One thing Johnson doesn’t go into is editing storage. You’ll likely want to stick to using external SSDs or RAID arrays to get your speed and flexibility. You can also opt for internal SSDs and drives if that’s how you want to roll. The case will support plenty of internal storage.

Now for the flashiest part: the graphics card. There has been a lot of movement in graphics cards lately. Everybody has a ton of amazing new, powerful cards out there and it’s exceptionally difficult to find one anywhere.

It’s unfortunate. Because of that Johnson’s pick today is actually a selection of multiple cards so you can hopefully find the best price or simply find something in stock.

The main thing to know is that there are plenty of reputable graphics cards vendors, (MSI, Gigabyte, EVGA, ASUS, ZOTAC, PNY, and some more) and as long as it is made by one of them you can feel safe picking up a card.

The other thing to note is that there are plenty of variations of each card.
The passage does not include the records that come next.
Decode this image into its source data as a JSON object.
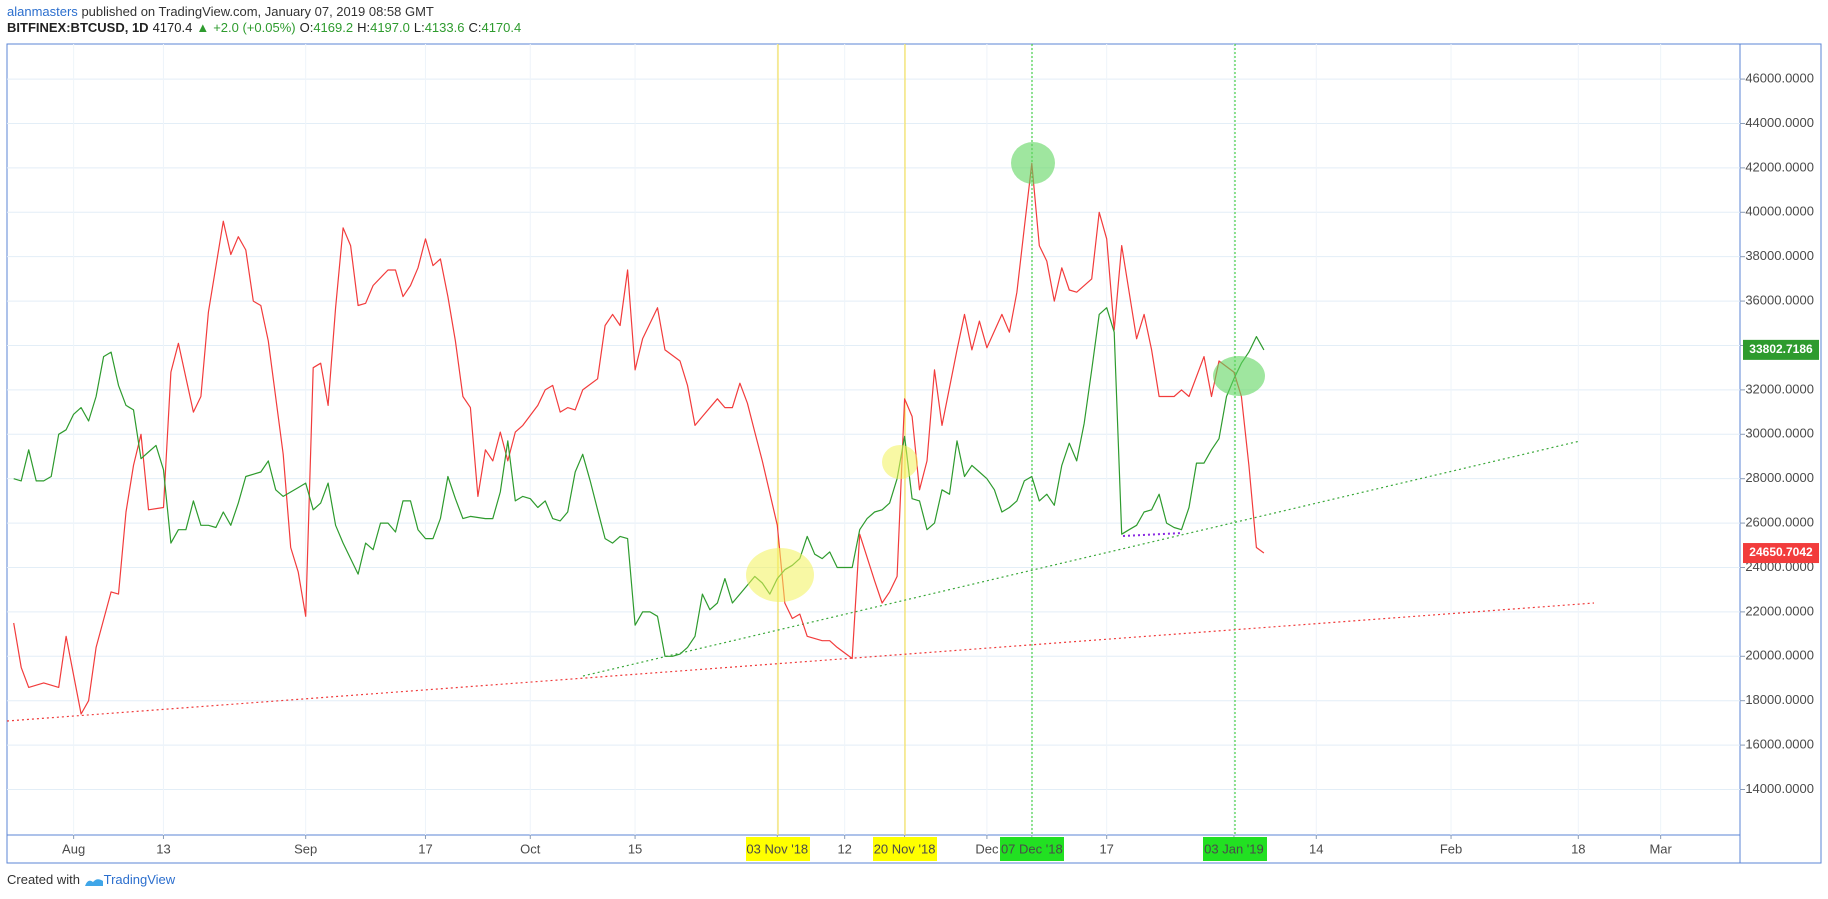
{
  "header": {
    "author": "alanmasters",
    "published": "published on TradingView.com, January 07, 2019 08:58 GMT",
    "symbol": "BITFINEX:BTCUSD, 1D",
    "last": "4170.4",
    "arrow": "▲",
    "change": "+2.0 (+0.05%)",
    "ohlc": [
      {
        "label": "O:",
        "value": "4169.2"
      },
      {
        "label": "H:",
        "value": "4197.0"
      },
      {
        "label": "L:",
        "value": "4133.6"
      },
      {
        "label": "C:",
        "value": "4170.4"
      }
    ]
  },
  "chart_data": {
    "type": "line",
    "xlim": [
      -8.9,
      222.6
    ],
    "xticks": [
      {
        "value": 0,
        "label": "Aug"
      },
      {
        "value": 12,
        "label": "13"
      },
      {
        "value": 31,
        "label": "Sep"
      },
      {
        "value": 47,
        "label": "17"
      },
      {
        "value": 61,
        "label": "Oct"
      },
      {
        "value": 75,
        "label": "15"
      },
      {
        "value": 94,
        "label": "03 Nov '18"
      },
      {
        "value": 103,
        "label": "12"
      },
      {
        "value": 111,
        "label": "20 Nov '18"
      },
      {
        "value": 122,
        "label": "Dec"
      },
      {
        "value": 128,
        "label": "07 Dec '18"
      },
      {
        "value": 138,
        "label": "17"
      },
      {
        "value": 155,
        "label": "03 Jan '19"
      },
      {
        "value": 166,
        "label": "14"
      },
      {
        "value": 184,
        "label": "Feb"
      },
      {
        "value": 201,
        "label": "18"
      },
      {
        "value": 212,
        "label": "Mar"
      }
    ],
    "ylim": [
      11950,
      47580
    ],
    "yticks": [
      {
        "value": 14000,
        "label": "14000.0000"
      },
      {
        "value": 16000,
        "label": "16000.0000"
      },
      {
        "value": 18000,
        "label": "18000.0000"
      },
      {
        "value": 20000,
        "label": "20000.0000"
      },
      {
        "value": 22000,
        "label": "22000.0000"
      },
      {
        "value": 24000,
        "label": "24000.0000"
      },
      {
        "value": 26000,
        "label": "26000.0000"
      },
      {
        "value": 28000,
        "label": "28000.0000"
      },
      {
        "value": 30000,
        "label": "30000.0000"
      },
      {
        "value": 32000,
        "label": "32000.0000"
      },
      {
        "value": 34000,
        "label": "34000.0000"
      },
      {
        "value": 36000,
        "label": "36000.0000"
      },
      {
        "value": 38000,
        "label": "38000.0000"
      },
      {
        "value": 40000,
        "label": "40000.0000"
      },
      {
        "value": 42000,
        "label": "42000.0000"
      },
      {
        "value": 44000,
        "label": "44000.0000"
      },
      {
        "value": 46000,
        "label": "46000.0000"
      }
    ],
    "grid": true,
    "series": [
      {
        "color": "#f23c3c",
        "last_label": "24650.7042",
        "x": [
          -8,
          -7,
          -6,
          -4,
          -2,
          -1,
          1,
          2,
          3,
          5,
          6,
          7,
          8,
          9,
          10,
          12,
          13,
          14,
          16,
          17,
          18,
          20,
          21,
          22,
          23,
          24,
          25,
          26,
          28,
          29,
          30,
          31,
          32,
          33,
          34,
          35,
          36,
          37,
          38,
          39,
          40,
          42,
          43,
          44,
          45,
          46,
          47,
          48,
          49,
          50,
          51,
          52,
          53,
          54,
          55,
          56,
          57,
          58,
          59,
          60,
          62,
          63,
          64,
          65,
          66,
          67,
          68,
          70,
          71,
          72,
          73,
          74,
          75,
          76,
          78,
          79,
          81,
          82,
          83,
          84,
          86,
          87,
          88,
          89,
          90,
          91,
          92,
          94,
          95,
          96,
          97,
          98,
          100,
          101,
          102,
          104,
          105,
          107,
          108,
          109,
          110,
          111,
          112,
          113,
          114,
          115,
          116,
          118,
          119,
          120,
          121,
          122,
          124,
          125,
          126,
          127,
          128,
          129,
          130,
          131,
          132,
          133,
          134,
          136,
          137,
          138,
          139,
          140,
          142,
          143,
          144,
          145,
          147,
          148,
          149,
          151,
          152,
          153,
          155,
          156,
          157,
          158,
          159
        ],
        "values": [
          21500,
          19500,
          18600,
          18800,
          18600,
          20900,
          17400,
          18000,
          20400,
          22900,
          22800,
          26500,
          28600,
          30000,
          26600,
          26700,
          32800,
          34100,
          31000,
          31700,
          35500,
          39600,
          38100,
          38900,
          38300,
          36000,
          35800,
          34200,
          29100,
          24900,
          23800,
          21800,
          33000,
          33200,
          31300,
          35700,
          39300,
          38500,
          35800,
          35900,
          36700,
          37400,
          37400,
          36200,
          36700,
          37500,
          38800,
          37600,
          37900,
          36200,
          34200,
          31700,
          31200,
          27200,
          29300,
          28800,
          30100,
          28800,
          30100,
          30400,
          31300,
          32000,
          32200,
          31000,
          31200,
          31100,
          32000,
          32500,
          34900,
          35400,
          34900,
          37400,
          32900,
          34300,
          35700,
          33800,
          33300,
          32200,
          30400,
          30800,
          31600,
          31200,
          31200,
          32300,
          31400,
          30100,
          28800,
          25900,
          22400,
          21700,
          21900,
          20900,
          20700,
          20700,
          20400,
          19900,
          25500,
          23400,
          22400,
          22900,
          23600,
          31600,
          30800,
          27500,
          28800,
          32900,
          30400,
          33800,
          35400,
          33800,
          35100,
          33900,
          35400,
          34600,
          36400,
          39300,
          42200,
          38500,
          37800,
          36000,
          37500,
          36500,
          36400,
          37000,
          40000,
          38800,
          34700,
          38500,
          34300,
          35400,
          33800,
          31700,
          31700,
          32000,
          31700,
          33500,
          31700,
          33300,
          32800,
          31700,
          28600,
          24900,
          24650.7042
        ]
      },
      {
        "color": "#2e9b2e",
        "last_label": "33802.7186",
        "x": [
          -8,
          -7,
          -6,
          -5,
          -4,
          -3,
          -2,
          -1,
          0,
          1,
          2,
          3,
          4,
          5,
          6,
          7,
          8,
          9,
          10,
          11,
          12,
          13,
          14,
          15,
          16,
          17,
          18,
          19,
          20,
          21,
          22,
          23,
          25,
          26,
          27,
          28,
          30,
          31,
          32,
          33,
          34,
          35,
          36,
          37,
          38,
          39,
          40,
          41,
          42,
          43,
          44,
          45,
          46,
          47,
          48,
          49,
          50,
          51,
          52,
          53,
          55,
          56,
          57,
          58,
          59,
          60,
          61,
          62,
          63,
          64,
          65,
          66,
          67,
          68,
          69,
          70,
          71,
          72,
          73,
          74,
          75,
          76,
          77,
          78,
          79,
          80,
          81,
          82,
          83,
          84,
          85,
          86,
          87,
          88,
          89,
          91,
          92,
          93,
          94,
          95,
          96,
          97,
          98,
          99,
          100,
          101,
          102,
          103,
          104,
          105,
          106,
          107,
          108,
          109,
          110,
          111,
          112,
          113,
          114,
          115,
          116,
          117,
          118,
          119,
          120,
          121,
          122,
          123,
          124,
          125,
          126,
          127,
          128,
          129,
          130,
          131,
          132,
          133,
          134,
          135,
          136,
          137,
          138,
          139,
          140,
          141,
          142,
          143,
          144,
          145,
          146,
          147,
          148,
          149,
          150,
          151,
          152,
          153,
          154,
          155,
          156,
          157,
          158,
          159
        ],
        "values": [
          28000,
          27900,
          29300,
          27900,
          27900,
          28100,
          30000,
          30200,
          30900,
          31200,
          30600,
          31700,
          33500,
          33700,
          32200,
          31300,
          31100,
          28900,
          29200,
          29500,
          28400,
          25100,
          25700,
          25700,
          27000,
          25900,
          25900,
          25800,
          26500,
          25900,
          26900,
          28100,
          28300,
          28800,
          27500,
          27200,
          27600,
          27800,
          26600,
          26900,
          27800,
          25900,
          25100,
          24400,
          23700,
          25100,
          24800,
          26000,
          26000,
          25600,
          27000,
          27000,
          25700,
          25300,
          25300,
          26200,
          28100,
          27100,
          26200,
          26300,
          26200,
          26200,
          27400,
          29700,
          27000,
          27200,
          27100,
          26700,
          27000,
          26200,
          26100,
          26500,
          28300,
          29100,
          27900,
          26600,
          25300,
          25100,
          25400,
          25300,
          21400,
          22000,
          22000,
          21800,
          20000,
          20000,
          20100,
          20400,
          20900,
          22800,
          22100,
          22400,
          23500,
          22400,
          22800,
          23600,
          23300,
          22800,
          23500,
          23900,
          24100,
          24400,
          25400,
          24600,
          24400,
          24700,
          24000,
          24000,
          24000,
          25700,
          26200,
          26500,
          26600,
          26900,
          28000,
          29900,
          27100,
          27000,
          25700,
          26000,
          27500,
          27300,
          29700,
          28100,
          28600,
          28300,
          28000,
          27500,
          26500,
          26700,
          27000,
          27900,
          28100,
          27000,
          27300,
          26800,
          28600,
          29600,
          28800,
          30500,
          32900,
          35400,
          35700,
          34600,
          25500,
          25700,
          25900,
          26500,
          26600,
          27300,
          26000,
          25800,
          25700,
          26700,
          28700,
          28700,
          29300,
          29800,
          31700,
          32500,
          33200,
          33700,
          34400,
          33802.7186
        ]
      }
    ]
  },
  "footer": {
    "created_with": "Created with",
    "brand": "TradingView"
  }
}
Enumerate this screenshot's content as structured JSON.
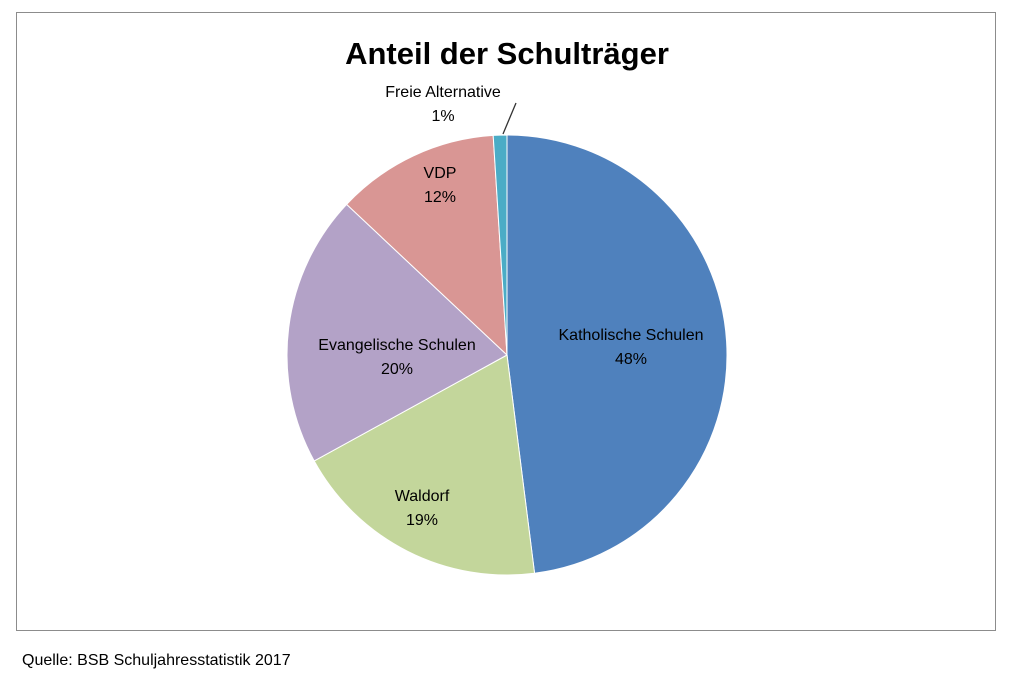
{
  "chart_data": {
    "type": "pie",
    "title": "Anteil der Schulträger",
    "start": "top, clockwise",
    "slices": [
      {
        "label": "Katholische Schulen",
        "value": 48,
        "pct_label": "48%",
        "color": "#4f81bd"
      },
      {
        "label": "Waldorf",
        "value": 19,
        "pct_label": "19%",
        "color": "#c3d69b"
      },
      {
        "label": "Evangelische Schulen",
        "value": 20,
        "pct_label": "20%",
        "color": "#b3a2c7"
      },
      {
        "label": "VDP",
        "value": 12,
        "pct_label": "12%",
        "color": "#d99694"
      },
      {
        "label": "Freie Alternative",
        "value": 1,
        "pct_label": "1%",
        "color": "#4bacc6"
      }
    ],
    "legend": "none"
  },
  "source": "Quelle: BSB Schuljahresstatistik 2017"
}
To be honest, the exact model doesn’t matter all that much in the budget range as the differences are only slight changes to clock speeds or the cooling systems—nothing life changing. 

Anyway, here’s the list of card types you should be on the lookout for:

  1. NVIDIA GeForce GTX 1050 Ti (Cheapest, but limited video memory)
  2. NVIDIA GeForce GTX 1660 SUPER
  3. NVIDIA GeForce RTX 3060 Ti
  4. AMD Radeon RX 570
  5. AMD Radeon RX 580
  6. AMD Radeon RX 5500 XT
  7. AMD Radeon RX 5600 XT (Make sure you are getting 8GB models)

That’s a good selection, and the higher numbers are going to do a lot better job. Ideally, my pick from here would be either the NVIDIA RTX 3060 Ti or AMD RX 5600 XT. Both are incredibly powerful for their price.

Keeping all this powered up will need a decent power supply. Fortunately, that’s an easy enough part to find. The EVGA W1 500W 80 PLUS Power Supply will do just fine.

It’s not modular so cable management won’t be as fun, but it is cheap. For a semi-modular option there is the EVGA 500 BQ 500W Power Supply.

Now to hold everything is the case. A simple option like the NZXT H510 is good. No fancy lighting, but it is clean and looks great. The only potential issue is if you really wanted a disc drive in your computer, but I’m not sure that’ll be a breaking point for most.

Don’t forget your regular accessories! Keyboards and a mouse and speakers are all personal choices, so no super specific recommendations here.

Anything you would switch out in this build? Or anything you want more clarity on?